Falling birth rates spell problems

  • 2002-12-19
  • Daniel Aronssohn
VIENNA

Falling population rates in Eastern Europe ever since the fall of communism will aggravate the problem of an aging population in the enlarged European Union, experts said.

Until the end of the 1980s the eight ex-communist East European countries due to join the EU in 2004 had higher birth rates than their western neighbors.

They now have large, mainly young workforces, but the brutal transition to a market economy has brought with it falling birth rates - a worrying development for the region's future.

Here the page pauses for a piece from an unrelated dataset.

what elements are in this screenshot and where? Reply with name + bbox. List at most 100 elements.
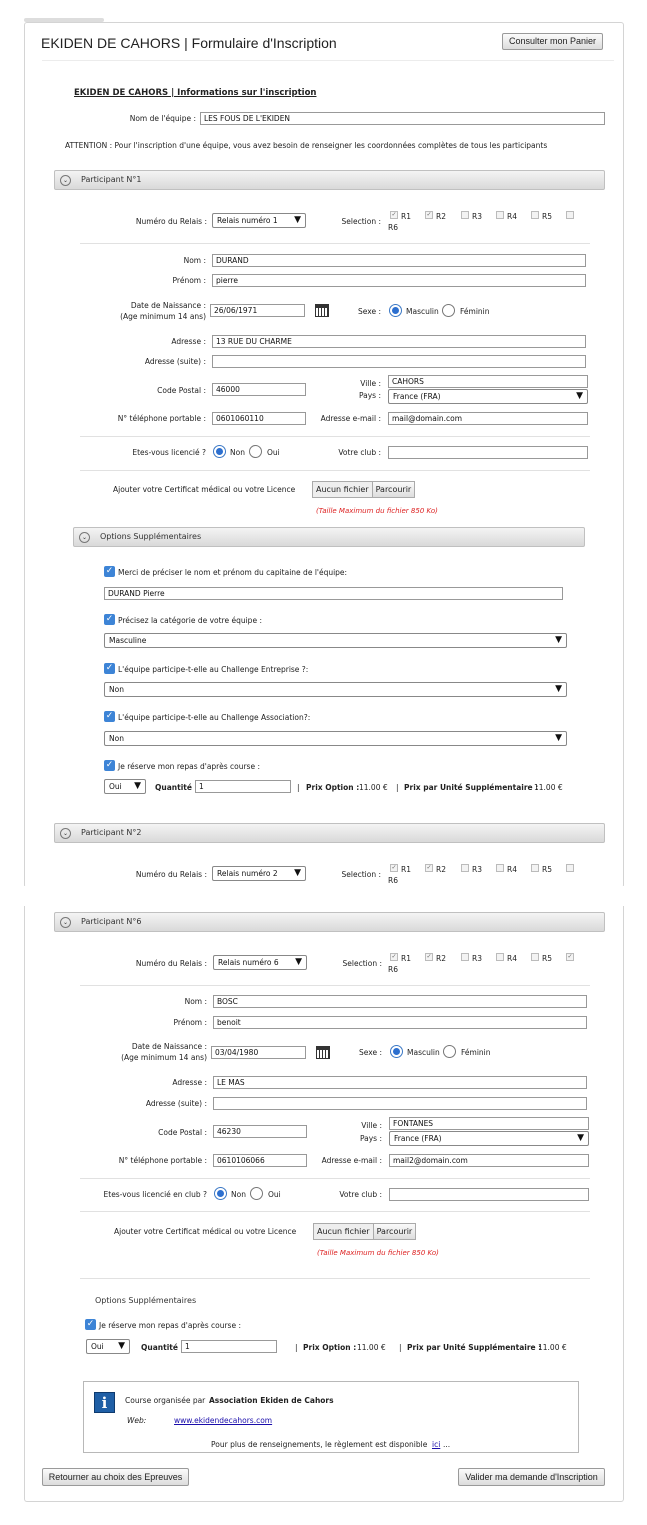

Poland, which has the largest population in Eastern Europe with 38.3 million inhabitants, has already lost 1 million inhabitants in four years and is expected to have a population of just 34 million in 2050, according to the Population Reference Office, a U.S.-based demographic institute.

By that time, Estonia's population will have dropped by 36 percent and Hungary, which currently has a 10.1 million population, will have lost a fifth of its inhabitants.

"The European Union will age even more quickly after the eastern countries are included, because the demographic drop is bigger there. These countries are seeing a process which will be visible here in 30 years," German demographic analyst Rainer Muenz said.

All the countries in the region have birth rates of less than 1.5 children per woman, including strongly Catholic Poland, which still had 2.5 children per woman in the mid-1980s.

At the end of the 1990s Slovenia, the Czech Republic and Latvia had the lowest birth rates in the world.

Slovakia saw 55,400 births in 2000, compared with 80,400 in 1990 - a drop of more than 30 percent. A study by the Center for Demographic Research in Bratislava said the average age of the Slovakian population would climb from 36 in 2001 to nearly 48 in 2050.

In these countries, where unemployment is making new records, "bringing children into the world carries with it a very high risk of falling into poverty," explained Zsuzsa Karpati, a member of the Hungarian parliamentary commission on health.

"Under communism homes were distributed according to the number of children, women's employment was guaranteed, and there were plenty of crèches and nursery schools," but social systems have collapsed during the economic transition, said demographic expert Heinz Fassmann.

In a report on the demographic consequences of EU enlargement he said that the aging population would cause serious problems for pension systems and social security financing.

Paradoxically, the crumbling population is not worrying the general public in Eastern Europe - with the exception of Hungary, one of the few countries addressing the problem.

In autumn Hungary's Socialist government increased family grants by 20 percent and nearly doubled grants to help families with children build their own homes.

Elsewhere, worries about falling birth rates mainly affect conservative groups. Poland's Catholic Church regularly slams new Western ways of life, which it blames for the decline.